Evansville Legends FC
- Full name: Evansville Legends FC
- Founded: 2021
- Stadium: Old National Bank Field Evansville, Indiana
- General manager: Steve McCullough
- Head coach: Jesse Sharp
- League: OVPL
- 2021: 1st
- Website: evvlegendsfc.com

= Evansville Legends FC =

Evansville Legends FC was an American soccer club based in Evansville, Indiana. The team was founded in 2021 by Steve McCullough and competed in the River Conference of the Ohio Valley Premier League. The Legends played their home games on Old National Bank Field at Goebel Soccer Complex.

==History==
Following the height of the 2020 COVID-19 pandemic, Steve McCullough began training small groups of high school soccer players from throughout the Evansville metropolitan area. As his numbers grew, McCullough began inviting college players from throughout the tristate area to weekly Sunday-night pickup matches at Goebel Soccer Complex.

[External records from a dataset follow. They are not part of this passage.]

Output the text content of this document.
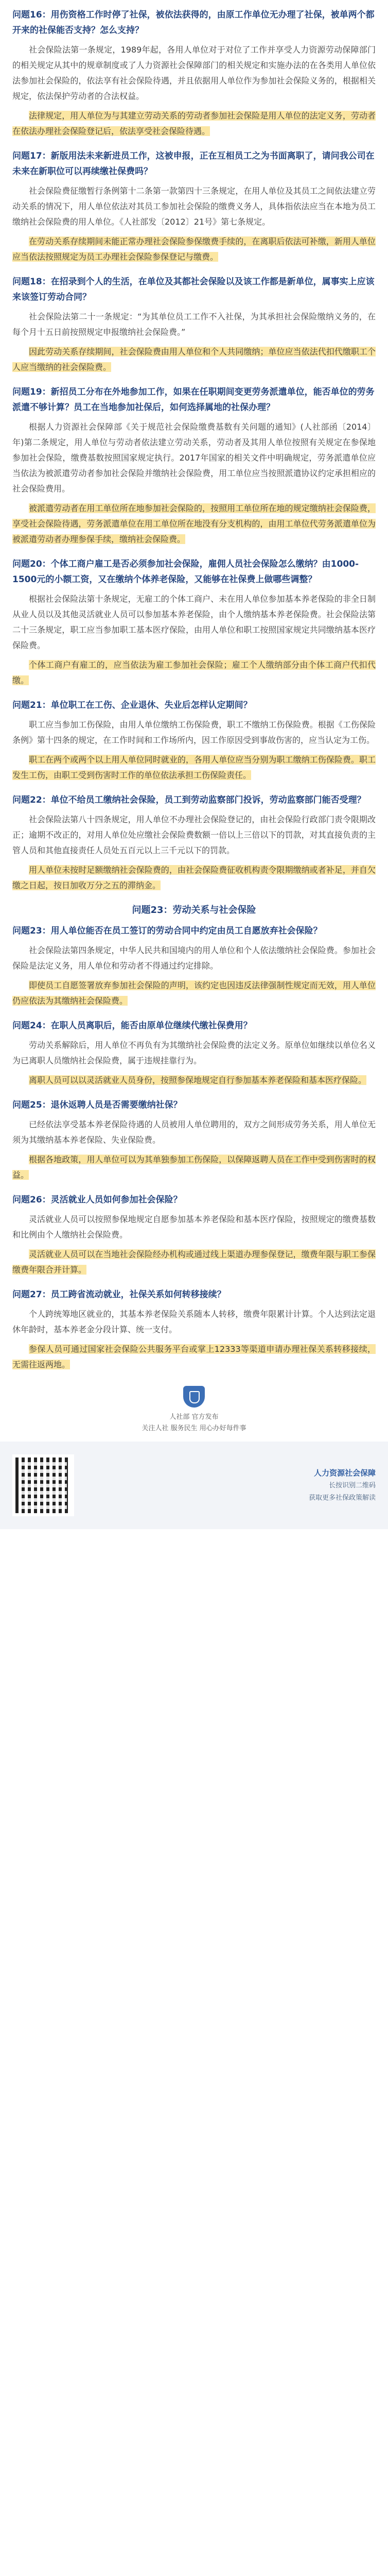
问题16：用伤资格工作时停了社保，被依法获得的，由原工作单位无办理了社保，被单两个都开来的社保能否支持？怎么支持？
社会保险法第一条规定，1989年起，各用人单位对于对位了工作并享受人力资源劳动保障部门的相关规定从其中的规章制度或了人力资源社会保障部门的相关规定和实施办法的在各类用人单位依法参加社会保险的，依法享有社会保险待遇，并且依据用人单位作为参加社会保险义务的，根据相关规定，依法保护劳动者的合法权益。
法律规定，用人单位为与其建立劳动关系的劳动者参加社会保险是用人单位的法定义务，劳动者在依法办理社会保险登记后，依法享受社会保险待遇。
问题17：新版用法未来新进员工作，这被申报，正在互相员工之为书面离职了，请问我公司在未来在新职位可以再续缴社保费吗？
社会保险费征缴暂行条例第十二条第一款第四十三条规定，在用人单位及其员工之间依法建立劳动关系的情况下，用人单位依法对其员工参加社会保险的缴费义务人，具体指依法应当在本地为员工缴纳社会保险费的用人单位。《人社部发〔2012〕21号》第七条规定。
在劳动关系存续期间未能正常办理社会保险参保缴费手续的，在离职后依法可补缴，新用人单位应当依法按照规定为员工办理社会保险参保登记与缴费。
问题18：在招录到个人的生活，在单位及其都社会保险以及该工作都是新单位，属事实上应该来该签订劳动合同？
社会保险法第二十一条规定：“为其单位员工工作不入社保，为其承担社会保险缴纳义务的，在每个月十五日前按照规定申报缴纳社会保险费。”
因此劳动关系存续期间，社会保险费由用人单位和个人共同缴纳；单位应当依法代扣代缴职工个人应当缴纳的社会保险费。
问题19：新招员工分布在外地参加工作，如果在任职期间变更劳务派遣单位，能否单位的劳务派遣不够计算？员工在当地参加社保后，如何选择属地的社保办理？
根据人力资源社会保障部《关于规范社会保险缴费基数有关问题的通知》(人社部函〔2014〕年)第二条规定，用人单位与劳动者依法建立劳动关系，劳动者及其用人单位按照有关规定在参保地参加社会保险，缴费基数按照国家规定执行。2017年国家的相关文件中明确规定，劳务派遣单位应当依法为被派遣劳动者参加社会保险并缴纳社会保险费，用工单位应当按照派遣协议约定承担相应的社会保险费用。
被派遣劳动者在用工单位所在地参加社会保险的，按照用工单位所在地的规定缴纳社会保险费，享受社会保险待遇，劳务派遣单位在用工单位所在地没有分支机构的，由用工单位代劳务派遣单位为被派遣劳动者办理参保手续，缴纳社会保险费。
问题20：个体工商户雇工是否必须参加社会保险，雇佣人员社会保险怎么缴纳？由1000-1500元的小额工资，又在缴纳个体养老保险，又能够在社保费上做哪些调整？
根据社会保险法第十条规定，无雇工的个体工商户、未在用人单位参加基本养老保险的非全日制从业人员以及其他灵活就业人员可以参加基本养老保险，由个人缴纳基本养老保险费。社会保险法第二十三条规定，职工应当参加职工基本医疗保险，由用人单位和职工按照国家规定共同缴纳基本医疗保险费。
个体工商户有雇工的，应当依法为雇工参加社会保险；雇工个人缴纳部分由个体工商户代扣代缴。
问题21：单位职工在工伤、企业退休、失业后怎样认定期间？
职工应当参加工伤保险，由用人单位缴纳工伤保险费，职工不缴纳工伤保险费。根据《工伤保险条例》第十四条的规定，在工作时间和工作场所内，因工作原因受到事故伤害的，应当认定为工伤。
职工在两个或两个以上用人单位同时就业的，各用人单位应当分别为职工缴纳工伤保险费。职工发生工伤，由职工受到伤害时工作的单位依法承担工伤保险责任。
问题22：单位不给员工缴纳社会保险，员工到劳动监察部门投诉，劳动监察部门能否受理？
社会保险法第八十四条规定，用人单位不办理社会保险登记的，由社会保险行政部门责令限期改正；逾期不改正的，对用人单位处应缴社会保险费数额一倍以上三倍以下的罚款，对其直接负责的主管人员和其他直接责任人员处五百元以上三千元以下的罚款。
用人单位未按时足额缴纳社会保险费的，由社会保险费征收机构责令限期缴纳或者补足，并自欠缴之日起，按日加收万分之五的滞纳金。
问题23：劳动关系与社会保险
问题23：用人单位能否在员工签订的劳动合同中约定由员工自愿放弃社会保险？
社会保险法第四条规定，中华人民共和国境内的用人单位和个人依法缴纳社会保险费。参加社会保险是法定义务，用人单位和劳动者不得通过约定排除。
即使员工自愿签署放弃参加社会保险的声明，该约定也因违反法律强制性规定而无效，用人单位仍应依法为其缴纳社会保险费。
问题24：在职人员离职后，能否由原单位继续代缴社保费用？
劳动关系解除后，用人单位不再负有为其缴纳社会保险费的法定义务。原单位如继续以单位名义为已离职人员缴纳社会保险费，属于违规挂靠行为。
离职人员可以以灵活就业人员身份，按照参保地规定自行参加基本养老保险和基本医疗保险。
问题25：退休返聘人员是否需要缴纳社保？
已经依法享受基本养老保险待遇的人员被用人单位聘用的，双方之间形成劳务关系，用人单位无须为其缴纳基本养老保险、失业保险费。
根据各地政策，用人单位可以为其单独参加工伤保险，以保障返聘人员在工作中受到伤害时的权益。
问题26：灵活就业人员如何参加社会保险？
灵活就业人员可以按照参保地规定自愿参加基本养老保险和基本医疗保险，按照规定的缴费基数和比例由个人缴纳社会保险费。
灵活就业人员可以在当地社会保险经办机构或通过线上渠道办理参保登记，缴费年限与职工参保缴费年限合并计算。
问题27：员工跨省流动就业，社保关系如何转移接续？
个人跨统筹地区就业的，其基本养老保险关系随本人转移，缴费年限累计计算。个人达到法定退休年龄时，基本养老金分段计算、统一支付。
参保人员可通过国家社会保险公共服务平台或掌上12333等渠道申请办理社保关系转移接续，无需往返两地。
人社部 官方发布
关注人社 服务民生 用心办好每件事
人力资源社会保障
长按识别二维码
获取更多社保政策解读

In response to a rising demand for a more competitive level of soccer in Evansville, he decided to found his own club. McCullough named the club "Legends", paying homage to influential and inspirational players and coaches throughout the history of Evansville soccer. They joined the Ohio Valley Premier League. On March 26, 2021, the Legends announced UE alumnus and former captain Jesse Sharp as head coach. They signed and invited around 40 college and high school players throughout the tristate area, as well some notable alumni.

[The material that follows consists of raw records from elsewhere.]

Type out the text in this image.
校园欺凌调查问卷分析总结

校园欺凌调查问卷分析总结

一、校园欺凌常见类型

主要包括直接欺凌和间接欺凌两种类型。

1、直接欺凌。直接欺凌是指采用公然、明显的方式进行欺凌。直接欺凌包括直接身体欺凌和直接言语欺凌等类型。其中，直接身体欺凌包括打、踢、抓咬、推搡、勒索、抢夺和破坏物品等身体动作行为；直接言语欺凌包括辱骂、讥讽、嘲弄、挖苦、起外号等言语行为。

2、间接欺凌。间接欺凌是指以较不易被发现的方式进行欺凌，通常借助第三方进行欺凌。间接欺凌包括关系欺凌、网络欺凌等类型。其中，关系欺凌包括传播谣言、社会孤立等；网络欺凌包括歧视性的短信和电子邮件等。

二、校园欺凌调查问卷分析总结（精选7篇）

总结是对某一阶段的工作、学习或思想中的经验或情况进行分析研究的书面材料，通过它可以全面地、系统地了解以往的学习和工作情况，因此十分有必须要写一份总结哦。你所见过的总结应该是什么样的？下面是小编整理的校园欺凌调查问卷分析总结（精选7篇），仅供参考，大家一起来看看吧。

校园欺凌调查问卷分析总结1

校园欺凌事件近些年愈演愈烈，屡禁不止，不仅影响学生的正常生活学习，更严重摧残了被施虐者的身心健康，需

The team made its debut on May 22, 2021, in a 3–1 loss against Old Bhoys SC, at Cardinal Ritter High School. The Legends went on to go 7-1-1 their debut season, winning the 2021 OVPL Summer Championship, against Ohio Premier SC.

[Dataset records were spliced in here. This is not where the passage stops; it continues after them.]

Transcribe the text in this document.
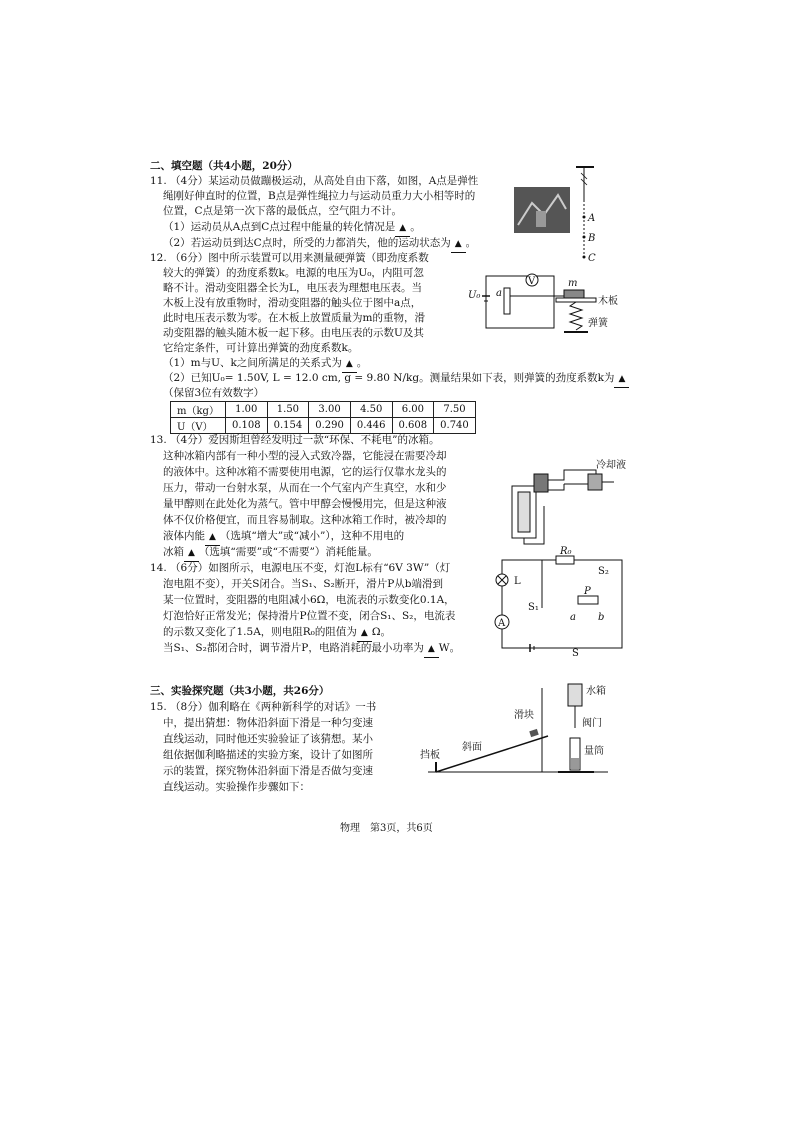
二、填空题（共4小题，20分）
11. （4分）某运动员做蹦极运动，从高处自由下落，如图，A点是弹性
绳刚好伸直时的位置，B点是弹性绳拉力与运动员重力大小相等时的
位置，C点是第一次下落的最低点，空气阻力不计。
（1）运动员从A点到C点过程中能量的转化情况是 ▲ 。
（2）若运动员到达C点时，所受的力都消失，他的运动状态为 ▲ 。
A
B
C
12. （6分）图中所示装置可以用来测量硬弹簧（即劲度系数
较大的弹簧）的劲度系数k。电源的电压为U₀，内阻可忽
略不计。滑动变阻器全长为L，电压表为理想电压表。当
木板上没有放重物时，滑动变阻器的触头位于图中a点，
此时电压表示数为零。在木板上放置质量为m的重物，滑
动变阻器的触头随木板一起下移。由电压表的示数U及其
它给定条件，可计算出弹簧的劲度系数k。
（1）m与U、k之间所满足的关系式为 ▲ 。
（2）已知U₀= 1.50V, L = 12.0 cm, g = 9.80 N/kg。测量结果如下表，则弹簧的劲度系数k为 ▲
（保留3位有效数字）
m（kg）	1.00	1.50	3.00	4.50	6.00	7.50
U（V）	0.108	0.154	0.290	0.446	0.608	0.740
U₀ a
V	m
木板
弹簧
13. （4分）爱因斯坦曾经发明过一款“环保、不耗电”的冰箱。
这种冰箱内部有一种小型的浸入式致冷器，它能浸在需要冷却
的液体中。这种冰箱不需要使用电源，它的运行仅靠水龙头的
压力，带动一台射水泵，从而在一个气室内产生真空，水和少
量甲醇则在此处化为蒸气。管中甲醇会慢慢用完，但是这种液
体不仅价格便宜，而且容易制取。这种冰箱工作时，被冷却的
液体内能 ▲ （选填“增大”或“减小”），这种不用电的
冰箱 ▲ （选填“需要”或“不需要”）消耗能量。
冷却液
14. （6分）如图所示，电源电压不变，灯泡L标有“6V 3W”（灯
泡电阻不变），开关S闭合。当S₁、S₂断开，滑片P从b端滑到
某一位置时，变阻器的电阻减小6Ω，电流表的示数变化0.1A，
灯泡恰好正常发光；保持滑片P位置不变，闭合S₁、S₂，电流表
的示数又变化了1.5A，则电阻R₀的阻值为 ▲ Ω。
当S₁、S₂都闭合时，调节滑片P，电路消耗的最小功率为 ▲ W。
R₀
S₂
L
S₁
P
a b
A
S
三、实验探究题（共3小题，共26分）
15. （8分）伽利略在《两种新科学的对话》一书
中，提出猜想：物体沿斜面下滑是一种匀变速
直线运动，同时他还实验验证了该猜想。某小
组依据伽利略描述的实验方案，设计了如图所
示的装置，探究物体沿斜面下滑是否做匀变速
直线运动。实验操作步骤如下：
滑块
斜面
挡板
水箱
阀门
量筒
物理　第3页，共6页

Following the club's 2021 success, manager Steve McCullough began looking for league promotion before the 2022 season.

==Record==

| Season | League |  |  |  |  |  |  |  | Position |  | USOC |
| Div | League | Pld | W | L | D | GD | Pts | Conf. | Overall |
| 2021 | USASA | OVPL | 10 | 7 | 1 | 1 | +14 | 22 | 1st | TBD | DNQ |

==Players and staff==
===Seniors===

| Player | Origin |
|---|---|
| Matthew Doty | Evansville, IN. |
| Travis Wannemhuler | Louisville, KY. |
| Zach Conroy | Evansville, IN. |
| Hunter Dewees | Evansville, IN. |

To begin their roster, the Legends signed a “senior” group of former pros and local alumni, from throughout the tristate area.

=== Main roster ===

| Pos. | Player | Origin |
|---|---|---|
| DF | Raph Perez-Colasito | Gilbert, AZ. |
| MF | Caleb Knight | Carterville, IL. |
| MF | Simon Paez | Caracas, VE. |
| DF | Tanner Tichnor | Owensville, IN. |
| MF | Ian Fierro | Lerma, MX. |
| GK | Arthur Hill | Porto, PT. |
| FW | Max Warrin | Henderson KY. |
| FW | Jacob Boling | Owensboro, KY. |
| DF | Elijah Easterday | Evansville, IN. |
| MF | Jaxon Allard | Paducah, KY. |
| FW | Luke Eppler | Evansville, IN. |
| FW | Nemanja Gvozdić | Evansville, IN. |
| DF | Sebastian Ortuno-Barrero | Sucre, BO |
| DF | Keegan Marx | Evansville, IN. |
| GK | Michael Bertram | Newburgh, IN. |
| FW | Zach Schoenstein | Evansville, IN. |

Following their senior recruitment, the Legends also signed a roster of U23 players from throughout the tristate and Ohio Valley area. This included players from the University of Evansville, Purdue University Fort Wayne, the University of Southern Indiana, Kentucky Wesleyan College, Hanover College, Wabash College, and Oakland City University.

===High school roster===
In order to give opportunities for younger players in Evansville to develop at a higher level, the club extended invitations to some of the best high school and recently graduated talents across the area to come train with the club.

===Directory===
Steve McCullough has acted as the club's general manager since its establishment in early 2021. On March 26, 2021, the club signed former pro and local IFJS coach Jesse Sharp as head coach. On March 27 and 28, they signed OCU assistant Ryan Blair, and USI alumnus and former USISL player Travis Marx as assistant coaches and current North Posey coach Ryan Gentil as goalkeeper coach.